Bendigo and central Victoria were predicted to face three-day totals of 100 to 200 millimetres of rain, beginning on Friday.
Residents sandbagged homes and events were cancelled as central Victorians were told to prepare for a storm that could put lives at risk.
While the city escaped without incident, further north, towns such as Echuca and Kerang saw flash-flooding and record-breaking rain.
Bureau of Meteorology senior forecaster Rod Dickson said Bendigo missed out, but not by much, with the predicted low developing a little bit further east of the city.
“Bendigo for the last three days has recorded 27mm of rainfall, with the heaviest rain falling further east,” he said on Sunday afternoon.
“Further east there were totals up to 60 to 100mm; further north up at Echuca they had 123mm in the 24 hours to 9am Saturday and 139mm in total, which was record rainfall for anytime of the year.”
Fifteen houses and 10 businesses were impacted by flooding in Echuca, with one supermarket extensively damaged.
The bulk of the rain fell late Friday night and into Saturday, making it a long night for State Emergency Service volunteers.
The north-east of the state was worst hit during the deluge, with totals of more than 200mm forcing people from their homes.
Bureau defends dire weather warnings
State weather bureau manager Dr Andrew Tupper said the event was pretty much as forecast, despite many areas not receiving the predicted lashing.
Coming up with an accurate weather prediction up to four days in advance of a storm was always difficult, he said, and not unlike forecasting the location and speed of a tropical cyclone, where forecasts can often change.
"I guess the good news is, from the Melbourne perspective in particular and those in western Victoria, the event hasn't affected that area as much,” he said.
"But, despite all the disruption of preparation - we know that events have been cancelled and people have put in a lot of work - it was certainly the kind of event worth preparing for.
“So, if we had our time again, yes, we would put out an event with similar language to that."
On Thursday, Bureau of Meteorology forecaster Scott Williams warned: "It is an event that poses a threat to life, there will be a massive amount of lightning, there will be roads cut, flood waters."
"This is a vast, intense, high impact event for this state."
Emergency Management Commissioner Craig Lapsley said it was still appropriate to issue warnings for the entire state.
"We've done, with the forecast that was put to us, the best we can to warn the whole of the Victorian community, because there was rain across Victoria, and I think we've done that," he said.
"We've seen rain move across Victoria - and in some cases exactly what the forecast said, in others it hasn't been exactly. However, I think the figures that are there today show that we've had significant rain."

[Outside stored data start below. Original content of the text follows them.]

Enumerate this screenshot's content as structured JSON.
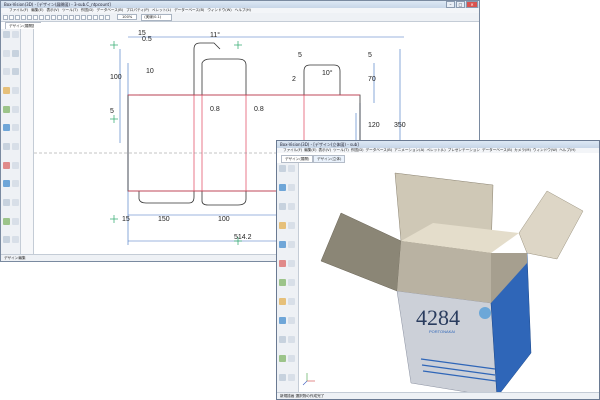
{
  "main_window": {
    "title": "Box-Vision(3D) - [デザイン(展開図)  - 3-sub.C_ntpcount]",
    "menu": [
      "ファイル(F)",
      "編集(E)",
      "表示(V)",
      "ツール(T)",
      "作図(D)",
      "データベース(B)",
      "プロパティ(P)",
      "ペレット(L)",
      "データーベース(B)",
      "ウィンドウ(W)",
      "ヘルプ(H)"
    ],
    "zoom_value": "100%",
    "style_value": "(実線/0.1)",
    "tab_label": "デザイン(展開図)",
    "status_text": "デザイン編集"
  },
  "dimensions": {
    "d15_top": "15",
    "d05": "0.5",
    "d11": "11°",
    "d10a": "10",
    "d100": "100",
    "d5_left": "5",
    "d5a": "5",
    "d5b": "5",
    "d10b": "10°",
    "d2": "2",
    "d70": "70",
    "d08a": "0.8",
    "d08b": "0.8",
    "d120": "120",
    "d350": "350",
    "d15_bl": "15",
    "d150": "150",
    "d100_b": "100",
    "d15_br": "15",
    "d5142": "514.2"
  },
  "sub_window": {
    "title": "Box-Vision(3D) - [デザイン(立体図) - sub]",
    "menu": [
      "ファイル(F)",
      "編集(E)",
      "表示(V)",
      "ツール(T)",
      "作図(D)",
      "データベース(B)",
      "アニメーション(A)",
      "ペレット(L)",
      "プレゼンテーション",
      "データーベース(B)",
      "カメラ(M)",
      "ウィンドウ(W)",
      "ヘルプ(H)"
    ],
    "tab_a": "デザイン(展開)",
    "tab_b": "デザイン(立体)",
    "box_number": "4284",
    "box_brand": "PORTONAKAI",
    "status_text": "新規描画  選択物の作成完了"
  },
  "colors": {
    "accent": "#2a5aa8",
    "cut_line": "#333333",
    "fold_line": "#e0405a",
    "box_side": "#c9cdd6",
    "box_inside": "#ddd6c6",
    "box_blue": "#2f66b8"
  }
}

Assistance for people affected by flood
Victorians affected by the severe weather can access joint state and federal government disaster assistance, with up to $1890 per household.
People in the Alpine and Strathbogie local government areas can claim up to $540 per adult and $270 per child to help meet immediate needs, including emergency food, shelter, clothing, and personal items.
Anyone who has been affected by the severe weather and is suffering personal hardship and distress should contact their local relief centre or call the VicEmergency Hotline on 1800 226 226.